One area that should be redeveloped is Monument Circle. Probably no
piece of property that is more historic and important to the image of the entire
state than Monument Circle. The empty space right now is an eye sore.
Let Purdue, IU, Notre Dame, and other universities take that empty space and convert it for high tech entrepreneurs and artists to live, work, and play.
The students chosen to live there should be tops in their fields.
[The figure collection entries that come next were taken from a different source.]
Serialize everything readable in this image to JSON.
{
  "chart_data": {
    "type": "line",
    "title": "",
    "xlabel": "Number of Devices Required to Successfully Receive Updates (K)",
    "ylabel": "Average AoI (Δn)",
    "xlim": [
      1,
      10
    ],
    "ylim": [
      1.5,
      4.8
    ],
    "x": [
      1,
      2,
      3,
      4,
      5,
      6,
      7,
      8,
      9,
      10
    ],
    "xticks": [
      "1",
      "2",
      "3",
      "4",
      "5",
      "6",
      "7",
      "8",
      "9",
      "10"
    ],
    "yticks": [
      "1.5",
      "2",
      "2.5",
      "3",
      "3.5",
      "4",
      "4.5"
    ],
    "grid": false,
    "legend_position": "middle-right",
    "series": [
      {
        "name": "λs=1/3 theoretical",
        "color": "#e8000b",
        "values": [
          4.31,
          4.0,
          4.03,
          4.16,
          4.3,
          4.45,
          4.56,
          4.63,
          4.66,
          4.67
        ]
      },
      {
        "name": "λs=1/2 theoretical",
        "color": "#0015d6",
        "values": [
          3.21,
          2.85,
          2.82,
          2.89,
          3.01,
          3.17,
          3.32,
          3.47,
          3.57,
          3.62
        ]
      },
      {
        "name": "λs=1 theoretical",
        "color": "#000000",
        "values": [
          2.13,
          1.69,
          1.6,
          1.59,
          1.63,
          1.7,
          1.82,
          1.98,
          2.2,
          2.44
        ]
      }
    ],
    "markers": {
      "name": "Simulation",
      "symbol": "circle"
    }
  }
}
Let them
live there for next to nothing ( for two years ) if they will keep their startups and work in downtown Indianapolis or within the city.
Bottom line, we must think outside the box to keep downtown Indianapolis
competitive with Nashville, Cincinnati, Columbus, Milwaukee, St. Louis,
and other cities.
Rachael, I would say everything you’re suggesting was true as recently as 2019.
But let’s be honest: DT Indy has three grocery stores in the Mile Square. For a city of its size, that’s crazy high. Why would it support more unless another 15K people move in?
And who shops anymore, outside of an occasional recreational indulgence? Day-to-day shopping, outside of groceries, is increasingly done online.
Besides, have you been to Chicago lately? Crime in some places (New York and LA included) is probably overstated. It’s bad and getting worse, but not yet on par with 1980s levels. But Chicago is a whole different store. Water Tower Place on the Magnificent Mile already lost one of its two department stores right before COVID (Macy’s) and now the place is basically in receivership.
Trying to make Indy on par with NYC (a city with nearly twice the population of Indiana as a state) is a pipe dream. Besides, the NYC of 2023 is hardly something any city should aspire to, even if its crime is nowhere near as bad as Chicago’s. Indy should be a better Indy.
Downtown needs more grocery stores to support additional residential units. That’s going to blunt the car-dependent nature of this city (the point of living downtown).